With the parameter `return_sequences`:
- When you set `return_sequences = False` to the last layer of your RNN, it won't return anything: thus this is a many-to-one.
- When you set `return_sequences = True` to the last layer of your RNN, it will return an output prediction for each step: this is a many-to-many

Well, there are more types of RNNs, you already saw the translation one (the encoder-decoder sequence-to-sequence model), a many-to-many with shift.
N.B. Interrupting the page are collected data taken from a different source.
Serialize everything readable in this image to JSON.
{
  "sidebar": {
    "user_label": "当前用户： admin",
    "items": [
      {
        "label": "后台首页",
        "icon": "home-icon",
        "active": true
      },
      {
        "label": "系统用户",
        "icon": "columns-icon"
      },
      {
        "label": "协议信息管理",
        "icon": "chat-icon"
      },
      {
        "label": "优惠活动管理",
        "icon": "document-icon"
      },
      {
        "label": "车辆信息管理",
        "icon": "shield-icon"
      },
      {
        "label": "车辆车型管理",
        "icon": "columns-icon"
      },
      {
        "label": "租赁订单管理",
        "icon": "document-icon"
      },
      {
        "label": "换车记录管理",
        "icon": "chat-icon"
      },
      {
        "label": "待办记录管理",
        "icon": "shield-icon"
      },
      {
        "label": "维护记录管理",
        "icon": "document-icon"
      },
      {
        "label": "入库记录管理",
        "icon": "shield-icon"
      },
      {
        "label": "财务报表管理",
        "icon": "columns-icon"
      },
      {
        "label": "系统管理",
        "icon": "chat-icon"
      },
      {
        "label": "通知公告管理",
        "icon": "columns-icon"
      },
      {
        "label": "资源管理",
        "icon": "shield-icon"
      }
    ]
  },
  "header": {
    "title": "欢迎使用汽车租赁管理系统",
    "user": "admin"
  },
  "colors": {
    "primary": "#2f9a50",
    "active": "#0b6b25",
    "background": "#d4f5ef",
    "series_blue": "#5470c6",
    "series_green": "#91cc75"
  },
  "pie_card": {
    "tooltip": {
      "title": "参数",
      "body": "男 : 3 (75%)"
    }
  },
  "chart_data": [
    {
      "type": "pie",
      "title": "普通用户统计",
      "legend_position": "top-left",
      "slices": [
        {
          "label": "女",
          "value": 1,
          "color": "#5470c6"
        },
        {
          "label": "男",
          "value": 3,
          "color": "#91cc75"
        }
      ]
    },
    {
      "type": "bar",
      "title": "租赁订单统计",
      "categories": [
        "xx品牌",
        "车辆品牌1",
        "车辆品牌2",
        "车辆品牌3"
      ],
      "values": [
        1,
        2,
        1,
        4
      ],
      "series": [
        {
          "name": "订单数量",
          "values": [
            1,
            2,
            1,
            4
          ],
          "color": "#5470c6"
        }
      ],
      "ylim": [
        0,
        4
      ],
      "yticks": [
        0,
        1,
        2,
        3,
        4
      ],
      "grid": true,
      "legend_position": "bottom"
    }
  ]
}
You can also do a **One-to-Many** RNN:
![](images/one-to-many.png)

This can be used for example in music generation! Or any type of sequence generation! They are a bit more complicated to compute using TensorFlow, but it is possible.

## IV.2. Bidirectional RNNs

Sometimes, you might want your RNN to read a sequence in both ways: from the beginning to the end, but also from the end to the beginning. In some cases, it can help it catch relationships between time steps that are in a way but not another.

This is fairly easy using TensorFlow to compute such a network:
```Python
from tensorflow.keras.models import Sequential

from tensorflow.keras.layers import LSTM, Bidirectional

model = Sequential()
model.add(Bidirectional(LSTM(units=16)))
```

See, really easy, and yet sometimes very powerful!

But warning, this multiplies by two the computation time!